August 5, 2022

Sciatica – A Common Complaint and Ways to Manage It

What is sciatica?

Sciatica is a condition caused by the inflammation, compression or pinching of the sciatic nerve, which results in radiating leg pain. Sciatica can be severe and even limit daily activities. The pain is often worsened when one twists, bends, or coughs. It has an annual incidence of 1-5%, and a lifetime incidence of 10-40%. Older age (45-65 years), strenuous physical activity or certain occupations where workers are required to drive, operate machines, or be in physically awkward positions for prolonged periods can increase the risk of sciatica.

How do I know if I have sciatica?

Sciatica is mainly diagnosed based on the history of symptoms and findings upon physical examination. Some indicators for sciatica include:

  • Pain or a sharp burning sensation deep in the buttocks
  • Pain in one leg that is worse than lower back pain
  • Pain radiating below the knee to the foot or toe
  • Affected leg may “feel heavy”
  • A straight-leg raise results in more leg pain
A straight-leg raise test.

A straight-leg raise test is a physical examination that is performed by raising the leg and keeping it straight while laying down. The accompanying leg pain suggests that the disc in the lower back is herniated (bulging), which pinches or irritates the nearby sciatic nerve. Besides physical examination, diagnostic imaging may be used in patients with red flags such as severe or worsening symptoms, suspicion of underlying diseases (infections or cancer), or persistent pain despite conservative care.
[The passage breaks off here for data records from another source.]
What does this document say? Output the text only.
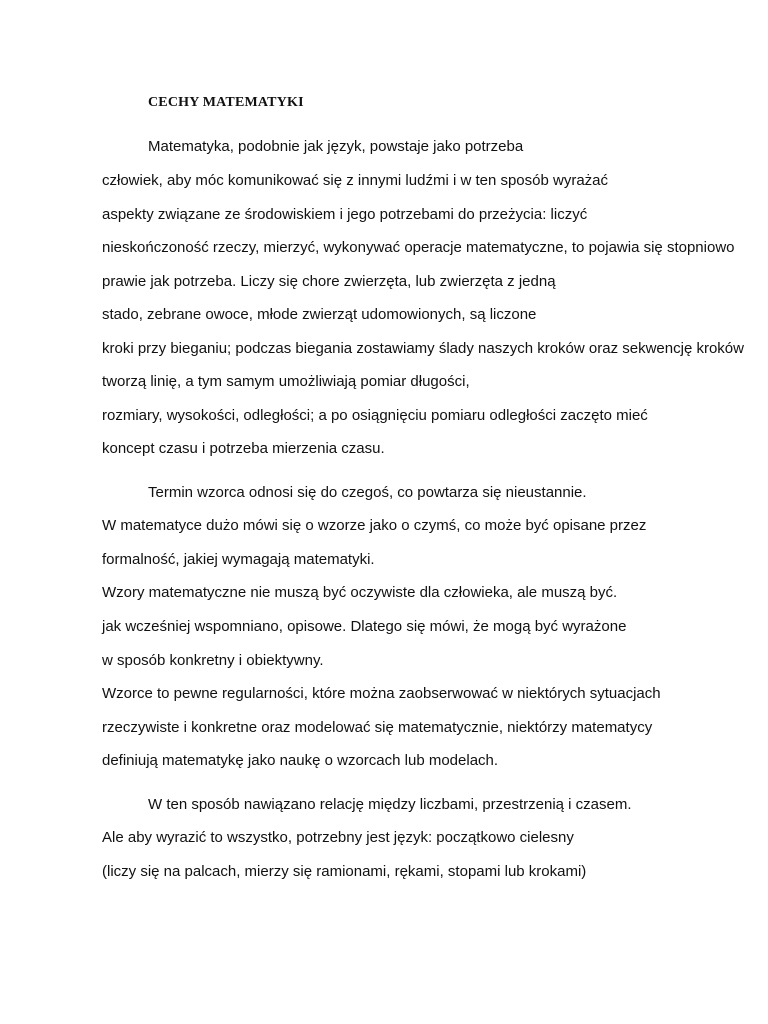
CECHY MATEMATYKI
Matematyka, podobnie jak język, powstaje jako potrzeba
człowiek, aby móc komunikować się z innymi ludźmi i w ten sposób wyrażać
aspekty związane ze środowiskiem i jego potrzebami do przeżycia: liczyć
nieskończoność rzeczy, mierzyć, wykonywać operacje matematyczne, to pojawia się stopniowo
prawie jak potrzeba. Liczy się chore zwierzęta, lub zwierzęta z jedną
stado, zebrane owoce, młode zwierząt udomowionych, są liczone
kroki przy bieganiu; podczas biegania zostawiamy ślady naszych kroków oraz sekwencję kroków
tworzą linię, a tym samym umożliwiają pomiar długości,
rozmiary, wysokości, odległości; a po osiągnięciu pomiaru odległości zaczęto mieć
koncept czasu i potrzeba mierzenia czasu.
Termin wzorca odnosi się do czegoś, co powtarza się nieustannie.
W matematyce dużo mówi się o wzorze jako o czymś, co może być opisane przez
formalność, jakiej wymagają matematyki.
Wzory matematyczne nie muszą być oczywiste dla człowieka, ale muszą być.
jak wcześniej wspomniano, opisowe. Dlatego się mówi, że mogą być wyrażone
w sposób konkretny i obiektywny.
Wzorce to pewne regularności, które można zaobserwować w niektórych sytuacjach
rzeczywiste i konkretne oraz modelować się matematycznie, niektórzy matematycy
definiują matematykę jako naukę o wzorcach lub modelach.
W ten sposób nawiązano relację między liczbami, przestrzenią i czasem.
Ale aby wyrazić to wszystko, potrzebny jest język: początkowo cielesny
(liczy się na palcach, mierzy się ramionami, rękami, stopami lub krokami)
How can I manage or treat sciatica?

Staying active helps to reduce leg pain.

Sciatica treatment and management focuses on controlling pain and managing function by staying as active as possible and avoiding prolonged bed rest. Some ways to manage and relieve the pain include:

  • Avoiding sitting or standing for too long (set an alarm every hour to take a short walk)
  • Maintaining a good posture
  • Light exercises such as walking or swimming for short distances (consider the severity of pain and ability of movement)
  • Gentle stretching of the back and legs
  • Use of hot or cold packs on the painful area to relieve pain and decrease inflammation
  • Short-term use of non-steroidal anti-inflammatory drugs (NSAIDs) to help manage the pain

Surgery should only be considered when the pain persists for more than 12 weeks and does not respond to treatment. If the pain continues to worsen and interferes with your work and daily life, please consult a medical professional for an in-depth checkup.

The Bottom Line

In this modern day and age, many of our jobs involve spending long hours of the day sitting at the desk or sitting in cars. This sedentary lifestyle puts many people at risk of sciatica, and some may already be struggling with it. As such, making appropriate lifestyle changes is important to help prevent sciatica from occurring and recurring. Let's get moving!